Unfortunately, says Michael Sean winters, many of the comparisons being made now betray an ideological edge that does no justice to the legacy of any of the three most recent popes.

“When Pope Francis was elected on March 13, 2013, the Vatican’s reputation as a forceful, effective global advocate for basic human rights and a humane world order was at its apogee, thanks to the work of Francis’s two papal predecessors, John Paul II and Benedict XVI,” wrote George Weigel in the Washington Post. “Francis, who died on Monday at age 88, does not leave a similar legacy. It will be up to his successor to rebuild a Catholic global witness now in disarray.”

Winters disagrees with The Washington Post story.

“Disarray? There is an argument to be made for each of the criticisms Weigel voices but those arguments are not self-evident. For example, the deal the Vatican struck with the Chinese government over the appointment of bishops – a deal that remains secret so people like Weigel and me can’t be sure of its stipulations – could be seen as ceding too much influence over the selection of bishops to the Chinese Communist Party,” he argues.

He goes on to say that the Holy See had similar concordats with regimes of equally suspicious moral character through much of its history. What Weigel fails to acknowledge is that there was a price to be paid for continuing the standoff between the regime and the church in China. Some brave Chinese Catholics think it was a price worth paying and others do not. Does it constitute, with the other examples, an “unhappy, even tragic, record?”

“Nonsense. Francis built bridges when Weigel wanted him to build walls. Some bridges fail, others succeed. Time will tell, not Weigel. Worse was the essay by the former archbishop of Philadelphia, Charles Chaput, at First Things. It was so churlish, I will not dignify it with a response. In fact, there were elements of continuity and discontinuity between Francis’ pontificate and those of his immediate predecessors,” Winters argues.

He explains that all the three recent popes met the changing needs of the times as they perceived them.
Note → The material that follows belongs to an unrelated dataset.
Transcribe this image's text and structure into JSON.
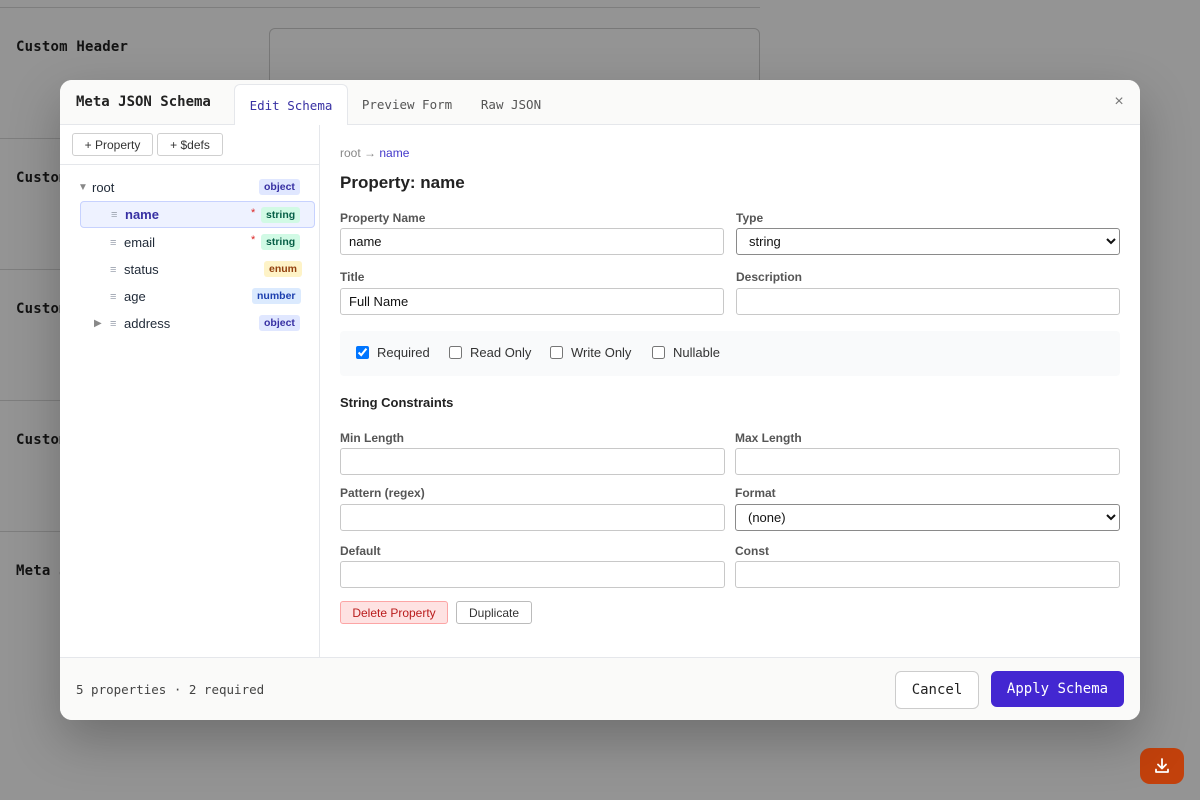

He says, “In 1978, when John Paul II was elected, there was a sense that the centrifugal forces unleashed by the Second Vatican Council had grown too strong, that it was time to reassert the fact that the word “religion” comes from the Latin religiare, to bind. Pope Benedict XVI feared that the moral relativism of the ambient culture threatened the church’s moral clarity. Francis saw that humanity was hurting, and that the church should become a “field hospital” where the wounded were treated, not castigated.

All three men, he points out, brought their enormous talents to bear on the work of being pope. John Paul II displayed his tenacity and courage. Benedict XVI deployed his immense theological learning. Francis brought both a pastoral touch, and the insights of a pastoral theology rooted in the lived experience of the church, to his pontificate. The Catholic Church is better for having had such remarkable men in leadership the past four and a half decades.